ESPE Abstracts (2018) 89 RFC14.4

A Novel Germline DICER1 Mutation in a Girl with Multinodular Goiter and Ovarian Sertoli-Leydig Cell Tumor

Nikolaos Settasa, Lina Michalab, Annabel Berthona, Fabio Faucza, Alexandra Iliadic, Anna Gkikac, Catherine Dacou-Voutetakisd, Constantine Stratakisa & Antonis Voutetakisd


aSection on Endocrinology & Genetics, Eunice Kennedy Shriver National Institute of Child Health & Human Development (NICHD), National Institutes of Health, Bethesda, Maryland, USA; bDepartment of Reproductive Endocrinology, Alexandra Hospital, University of Athens, Athens, Greece; cDepartment of Biochemistry, Institute of Child Health, Athens, Greece; dEndocrine Unit, 1st Department of Pediatrics, Medical School, University of Athens, Athens, Greece


Background: DICER1 is an endoribonuclease that acts post-transcriptionally by processing mRNA into siRNA and microRNA, thus leading to mRNA downregulation. DICER1 syndrome is usually caused by germline variants and is characterized by a variety of benign or malignant tumors: pleuropulmonary blastoma, ovarian Sertoli-Leydig cell tumor, cystic nephroma, pituitary blastoma and multinodular goitre. Patients with germline aberrations in the DICER1 gene may carry additional somatic missense DICER1 mutations within the associated tumors, located in the metal ion-binding residues of the RNase IIIb domain.

Patient: A 10 yo girl was evaluated for thyroid enlargement. Thyroid sonography revealed three nodules in the right lobe (diameter: 1.9, 2.3, and 3 cm, respectively). Thyroid function tests were normal and thyroid autoantibodies negative. Thyroidectomy was carried out and the lesions proved hyperplastic nonmalignant.

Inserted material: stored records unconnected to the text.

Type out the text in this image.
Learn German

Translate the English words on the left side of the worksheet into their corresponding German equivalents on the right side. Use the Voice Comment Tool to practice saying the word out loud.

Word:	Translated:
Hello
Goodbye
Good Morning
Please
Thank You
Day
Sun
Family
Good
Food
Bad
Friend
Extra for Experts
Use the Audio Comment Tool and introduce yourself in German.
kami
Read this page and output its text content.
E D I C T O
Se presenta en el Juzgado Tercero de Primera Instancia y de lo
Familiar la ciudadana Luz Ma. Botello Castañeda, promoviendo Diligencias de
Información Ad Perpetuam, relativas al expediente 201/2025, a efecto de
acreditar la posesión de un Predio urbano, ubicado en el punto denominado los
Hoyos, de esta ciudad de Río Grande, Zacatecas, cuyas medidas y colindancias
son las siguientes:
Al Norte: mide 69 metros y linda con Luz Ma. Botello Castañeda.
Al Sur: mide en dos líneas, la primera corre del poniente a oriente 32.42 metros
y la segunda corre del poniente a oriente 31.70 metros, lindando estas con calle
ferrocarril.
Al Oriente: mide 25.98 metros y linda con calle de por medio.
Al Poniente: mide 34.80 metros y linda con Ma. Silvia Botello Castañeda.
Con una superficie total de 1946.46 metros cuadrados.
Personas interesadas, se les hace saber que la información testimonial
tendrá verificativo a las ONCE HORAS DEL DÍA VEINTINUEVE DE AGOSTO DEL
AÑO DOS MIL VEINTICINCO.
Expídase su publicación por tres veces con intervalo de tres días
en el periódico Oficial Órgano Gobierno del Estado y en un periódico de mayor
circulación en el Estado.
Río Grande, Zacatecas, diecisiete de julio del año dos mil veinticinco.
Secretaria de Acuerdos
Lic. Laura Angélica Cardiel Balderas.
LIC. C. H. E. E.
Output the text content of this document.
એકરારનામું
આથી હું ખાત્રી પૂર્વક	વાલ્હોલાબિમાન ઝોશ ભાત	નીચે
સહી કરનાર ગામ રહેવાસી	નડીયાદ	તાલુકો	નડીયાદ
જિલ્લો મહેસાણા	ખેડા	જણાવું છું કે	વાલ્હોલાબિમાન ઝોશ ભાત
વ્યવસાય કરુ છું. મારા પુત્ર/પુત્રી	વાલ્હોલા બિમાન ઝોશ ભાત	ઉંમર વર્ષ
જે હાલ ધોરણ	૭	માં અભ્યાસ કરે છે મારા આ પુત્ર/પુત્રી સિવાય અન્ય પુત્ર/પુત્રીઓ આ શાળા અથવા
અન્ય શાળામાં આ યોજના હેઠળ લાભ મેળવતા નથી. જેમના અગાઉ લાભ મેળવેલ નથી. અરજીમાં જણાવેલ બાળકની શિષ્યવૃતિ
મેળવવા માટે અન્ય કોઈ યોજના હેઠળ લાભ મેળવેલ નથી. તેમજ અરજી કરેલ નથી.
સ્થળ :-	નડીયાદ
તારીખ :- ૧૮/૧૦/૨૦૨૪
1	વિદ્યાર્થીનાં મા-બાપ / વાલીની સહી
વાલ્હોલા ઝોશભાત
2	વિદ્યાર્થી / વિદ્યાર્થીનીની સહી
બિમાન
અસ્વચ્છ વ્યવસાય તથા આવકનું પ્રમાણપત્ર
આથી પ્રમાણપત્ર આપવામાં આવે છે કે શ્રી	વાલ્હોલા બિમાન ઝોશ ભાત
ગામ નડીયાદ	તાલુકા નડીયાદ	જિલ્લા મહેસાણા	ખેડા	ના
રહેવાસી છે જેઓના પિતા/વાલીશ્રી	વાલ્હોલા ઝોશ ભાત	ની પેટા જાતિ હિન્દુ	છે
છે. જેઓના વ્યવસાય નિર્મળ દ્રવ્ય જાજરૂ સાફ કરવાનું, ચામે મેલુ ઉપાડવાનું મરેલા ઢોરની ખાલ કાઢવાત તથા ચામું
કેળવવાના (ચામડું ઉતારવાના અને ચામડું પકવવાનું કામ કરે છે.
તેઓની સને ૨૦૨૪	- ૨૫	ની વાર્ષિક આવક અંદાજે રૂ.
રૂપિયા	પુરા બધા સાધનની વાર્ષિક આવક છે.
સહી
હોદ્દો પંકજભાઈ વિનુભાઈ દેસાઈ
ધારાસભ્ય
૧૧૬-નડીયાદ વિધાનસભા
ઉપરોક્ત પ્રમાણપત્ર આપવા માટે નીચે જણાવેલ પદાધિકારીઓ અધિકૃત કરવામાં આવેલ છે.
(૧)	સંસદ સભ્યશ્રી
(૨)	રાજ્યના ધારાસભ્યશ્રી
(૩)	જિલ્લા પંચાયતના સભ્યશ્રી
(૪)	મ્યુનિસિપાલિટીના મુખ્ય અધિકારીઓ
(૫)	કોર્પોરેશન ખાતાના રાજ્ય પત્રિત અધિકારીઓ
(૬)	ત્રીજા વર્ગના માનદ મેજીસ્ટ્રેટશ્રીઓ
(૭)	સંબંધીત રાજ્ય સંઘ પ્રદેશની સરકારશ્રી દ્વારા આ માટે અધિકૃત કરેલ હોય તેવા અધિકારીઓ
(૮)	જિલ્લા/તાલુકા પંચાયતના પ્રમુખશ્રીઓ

She entered puberty at age 11 years and at age 12 years, both breast and pubic hair were Tanner stage IV. Ten months later, during follow-up, breast had regressed to Tanner stage I, hirsutism was present and her voice had notably deepened. Hormonal evaluation showed Testosterone 478 ng/dl, DHEAS 2480 ng/ml, 17OH-progesterone 11 ng/ml, Δ4 androstenedione 7.9 ng/ml, LH 10.7 mIU/ml, FSH 3.2 mIU/ml, Cortisol 3 μg/dl and ACTH 12.2 pg/ml. Ovarian sonography revealed an enlarged right ovary (12cc) while the left ovary was normal (3cc). Pituitary MRI was normal. Right salpingo-oophorectomy was carried out and biopsy revealed an ovarian Sertoli-Leydig cell tumor. Ten days postoperatively androgens had returned to normal levels.

Methods: Genetic analysis of the DICER1 gene in peripheral leukocytes and ovarian and thyroid tissues as well as immunohistochemistry of the tumors were carried out.

Results: A novel germline nonsense DICER1 mutation (p.W1481*, c.4443G>A) was detected, inherited from her father (in whom sonography revealed multinodular goiter). Further studies in the ovarian and thyroid tissues showed two different somatic missense mutations of the same codon. The ovarian tissue carried the missense mutation p.E1813D (c.5439G>T) in heterozygous state whereas, the thyroid tissue carried the missense variant p.E1813Q (c. 5437G>C) in heterozygosity. Immunohistochemistry revealed that within these tumors, the DICER1 protein expression was significantly decreased compared to normal tissue.

Conclusion: We report a novel DICER1 mutation (p.W1481*, c.4443G>A) and confirm that patients with germline DICER1 mutations can develop somatic mutations within the RNase IIIb domain. Our findings show that impaired DICER1 function affects the thyroid and ovarian tissue homeostasis and offer further proof that DICER1 is a tumorigenic driver during childhood.